Marra’s second book, The Tsar of Love and Techno, was a finalist for the National Book Critics Circle Award in Fiction. A collection of intricately connected stories, The Tsar of Love and Techno opens in 1937 Leningrad, in a hidden room at the end of a metro tunnel, where a censor is tasked with airbrushing out the faces of the politically disgraced from official photographs—beginning with his own brother. When he decides instead to insert small images of his brother into every photograph he censors, he sets into motion a series of events that reach across 20th-century Russia and into the present, tying together several generations of families.
Reviewing for The New York Times, Sarah Lyall described The Tsar of Love and Techno as “extraordinary… Each story is a gem in itself. But the book is greater than its parts, an almost unbearably moving exploration of the importance of love, the pull of family, the uses and misuses of history, and the need to reclaim the past by understanding who you really are and what really happened… He starts this miracle of a book by showing us how a system can erase the past, the truth, even its citizens.
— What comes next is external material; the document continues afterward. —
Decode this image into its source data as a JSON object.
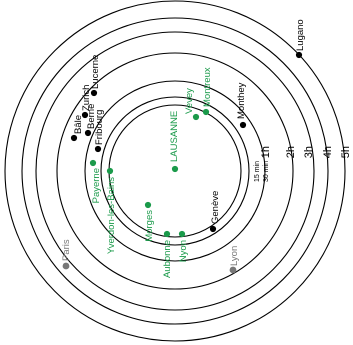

He ends by demonstrating, through his courageous, flawed, deeply human characters, how individual people can restore the things that have been taken away. And if you’ve been worrying that you’ve lost your faith in the emotionally transformative power of fiction—Mr. Marra will restore that, too.”
Anthony Marra was born in Washington, DC, and has lived and studied in Eastern Europe. He received his BA from the University of Southern California and his MFA from the Iowa Writers Workshop. He was a Wallace Stegner Fellow at Stanford University, where he has also taught. His work has been honored with the National Magazine Award, the Whiting Award, the Jeanette Haien Ballard Writer’s Prize and fellowships from the Guggenheim Foundation and the National Endowment for the Arts.
In 2017, Marra was included in Granta’s decennial list of best young American novelists, and in 2018, he won the $50,000 Simpson Prize, which he will put toward finishing a new novel about exiles in 1940s Hollywood, slated for release in 2021. “This is my first novel set in America,” Marra said, “and though mid-century Los Angeles is new terrain, this novel is preoccupied with the same concerns as my previous books: political coercion, historical amnesia and falsified realities. At a time when these themes dominate American political life, this novel and the questions it raises feel all the more urgent to me.”